I changed our setup per Jouni's recommendations, and that fixed our internet access problem.

But we still could not ping internet hosts from the inside interface. Adding the inspect icmp to our global_policy allowed the pings to go through.

Thanks for your suggestion.

Sorry for the delay, just got back to the devices this morning.

I applied the new vlan/link network between ASA and switch config, and things are working great now.

I can access the internet from our internal vlans - 10, 20, and 30.

Thank you for you help!

Hi,

Thank you for the rating and for letting us know how it went.

I would like to add though that if you decided to configure a link network/Vlan between the L3 Switch and ASA that you wont really be able to control the traffic between the local Vlans other than on the L3 Switch which wouldnt be a desirable solution.

On the other hand if the above is fine and you dont have any need to limit traffic between these Vlans, then there should be no problem.

If you would like to control the traffic between the internal Vlans I would suggest Trunking them to the ASA and therefore moving the internal networks gateway to ASA. Then you could easily make the access rules as you want and monitor the traffic between the internal networks.

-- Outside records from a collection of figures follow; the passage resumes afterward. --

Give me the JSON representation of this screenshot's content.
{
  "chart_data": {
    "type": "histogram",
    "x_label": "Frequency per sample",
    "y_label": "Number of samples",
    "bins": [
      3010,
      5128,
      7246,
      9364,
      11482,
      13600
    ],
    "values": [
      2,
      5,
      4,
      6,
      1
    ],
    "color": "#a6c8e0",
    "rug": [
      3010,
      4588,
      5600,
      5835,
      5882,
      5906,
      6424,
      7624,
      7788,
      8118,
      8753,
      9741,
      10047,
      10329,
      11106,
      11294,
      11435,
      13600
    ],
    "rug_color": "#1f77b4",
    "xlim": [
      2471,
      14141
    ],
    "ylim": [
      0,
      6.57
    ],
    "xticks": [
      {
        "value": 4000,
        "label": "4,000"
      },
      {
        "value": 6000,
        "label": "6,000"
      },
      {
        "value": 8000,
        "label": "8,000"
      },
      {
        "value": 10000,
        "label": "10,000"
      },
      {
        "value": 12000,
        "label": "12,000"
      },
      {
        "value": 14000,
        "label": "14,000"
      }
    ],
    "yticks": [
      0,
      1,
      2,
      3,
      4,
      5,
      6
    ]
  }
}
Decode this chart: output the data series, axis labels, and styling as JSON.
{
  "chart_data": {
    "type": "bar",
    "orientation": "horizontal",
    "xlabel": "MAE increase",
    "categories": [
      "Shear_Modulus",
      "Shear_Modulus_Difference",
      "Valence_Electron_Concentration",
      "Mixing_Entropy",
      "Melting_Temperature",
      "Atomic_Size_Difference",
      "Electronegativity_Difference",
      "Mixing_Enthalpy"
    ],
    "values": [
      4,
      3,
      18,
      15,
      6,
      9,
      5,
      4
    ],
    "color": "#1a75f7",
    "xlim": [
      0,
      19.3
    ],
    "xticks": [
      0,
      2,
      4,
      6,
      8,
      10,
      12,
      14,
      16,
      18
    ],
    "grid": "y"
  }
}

Good thing its working now atleast.

I completely forgot to point out the "inspect icmp" configuration.

- Jouni

Hi JouniForss,

I am a little confused about "New Vlan/Link Network between Switch and ASA" , why do we need to create a new vlan 100 and then allocate  GigabitEthernet1/0/47 into vlan 100.And Why don't we configure the ip 172.16.100.2 directly on GigabitEthernet1/0/47. what's the best practice? If we use the vlan method, how did the traffic go from ASA to switch. How does ASA learn the vlan ip ,using broadcast? Thanks!

Ah,

I guess you might aswell also configure the single physical port you mention as a router port with "no switchport" configuration and avoid all the vlan configurations.

That should be possible too.

- Jouni

Hi JouniForss,

Thanks for your prompt reply.My main concern is how router port communicate with access port in the vlan method scenario.How does the ASA learn arp information of interface vlan 100 to forward traffic?Thanks!

Hi,

If you have the L3 switch setup where there is an interface Vlan100 and a single port assigned as Access port and this port is used towards the ASA then there should really be no problem related ARP.

ASA will naturally have a "route" configuration for all the network behind its interface pointing to another address on the same network/subnet as its interface. If it doesnt have an ARP information already (which it will) it will simply use ARP to determine the MAC address of the gateway IP address configured in the "route" command and naturally the Vlan100 interface will reply.

For example in my home ASA5505

• ASA LAN interface 10.0.10.2
• ROUTER interface 10.0.10.1

I clear arp on the ASA and have "debug arp" on. The ASA then determines the IP/MAC pair with ARP

arp-req: generating request for 10.0.10.1 at interface LAN

arp-req: request for 10.0.10.1 still  pending

arp-in: response at LAN from 10.0.10.1 aca0.1679.6d1a for 10.0.10.2 0025.45f4.0aa2

- Jouni

Thanks Jouni for the detailed explanation.Really appreciate it.Thanks!